Untuk posisi tertentu, nominalnya disebut mencapai Rp165 juta, sedangkan kursi Sekdes mencapai Rp225 juta.
Dana tersebut diduga dihimpun melalui kepala desa yang berperan sebagai perantara.
Dari keseluruhan proses tersebut, uang yang disebut berhasil dikumpulkan mencapai sekitar Rp2,49 miliar.
Kasus yang menjerat Sudewo juga tidak berhenti pada dugaan pemerasan terkait pengisian perangkat desa.
Ia turut didakwa dalam perkara suap dan gratifikasi yang berkaitan dengan proyek Direktorat Jenderal Perkeretaapian (DJKA) ketika masih menjabat sebagai anggota DPR RI.
Dalam dakwaan tersebut, Sudewo disebut menerima commitment fee dari kontraktor proyek perkeretaapian di Jawa Tengah dan Jawa Timur.
Penerimaan itu diduga berkaitan dengan upaya mengamankan proyek bagi pihak tertentu.
Total uang suap dan gratifikasi yang didakwakan kepada Sudewo mencapai sekitar Rp3,8 miliar.

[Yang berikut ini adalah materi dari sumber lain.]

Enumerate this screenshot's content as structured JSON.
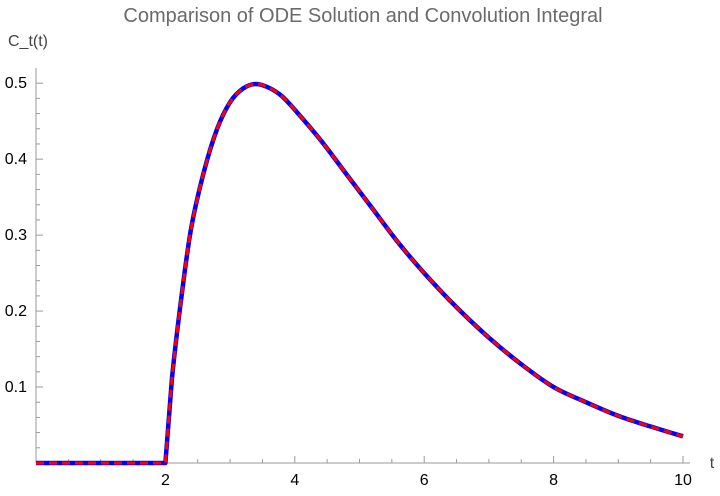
{
  "chart_data": {
    "type": "line",
    "title": "Comparison of ODE Solution and Convolution Integral",
    "xlabel": "t",
    "ylabel": "C_t(t)",
    "xlim": [
      0,
      10
    ],
    "ylim": [
      0,
      0.52
    ],
    "x_ticks": [
      2,
      4,
      6,
      8,
      10
    ],
    "y_ticks": [
      0.1,
      0.2,
      0.3,
      0.4,
      0.5
    ],
    "grid": false,
    "legend": "none",
    "series": [
      {
        "color": "#0000ff",
        "style": "solid",
        "x": [
          0,
          1,
          2,
          2.1,
          2.25,
          2.4,
          2.6,
          2.8,
          3.0,
          3.2,
          3.4,
          3.6,
          3.8,
          4.0,
          4.4,
          4.8,
          5.2,
          5.6,
          6.0,
          6.5,
          7.0,
          7.5,
          8.0,
          8.5,
          9.0,
          9.5,
          10.0
        ],
        "y": [
          0,
          0,
          0,
          0.11,
          0.22,
          0.31,
          0.385,
          0.44,
          0.475,
          0.493,
          0.499,
          0.494,
          0.483,
          0.465,
          0.425,
          0.38,
          0.335,
          0.29,
          0.25,
          0.205,
          0.165,
          0.13,
          0.1,
          0.08,
          0.062,
          0.048,
          0.035
        ]
      },
      {
        "color": "#ff0000",
        "style": "dashed",
        "x": [
          0,
          1,
          2,
          2.1,
          2.25,
          2.4,
          2.6,
          2.8,
          3.0,
          3.2,
          3.4,
          3.6,
          3.8,
          4.0,
          4.4,
          4.8,
          5.2,
          5.6,
          6.0,
          6.5,
          7.0,
          7.5,
          8.0,
          8.5,
          9.0,
          9.5,
          10.0
        ],
        "y": [
          0,
          0,
          0,
          0.11,
          0.22,
          0.31,
          0.385,
          0.44,
          0.475,
          0.493,
          0.499,
          0.494,
          0.483,
          0.465,
          0.425,
          0.38,
          0.335,
          0.29,
          0.25,
          0.205,
          0.165,
          0.13,
          0.1,
          0.08,
          0.062,
          0.048,
          0.035
        ]
      }
    ]
  }
}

Nilai tersebut mencakup uang tunai sekitar Rp1,37 miliar serta fasilitas pengaspalan jalan pribadi senilai Rp150 juta.
Rangkaian kesaksian di persidangan tersebut kini menjadi bagian penting dalam mengungkap dugaan praktik jual beli jabatan dalam pengisian perangkat desa di Kabupaten Pati.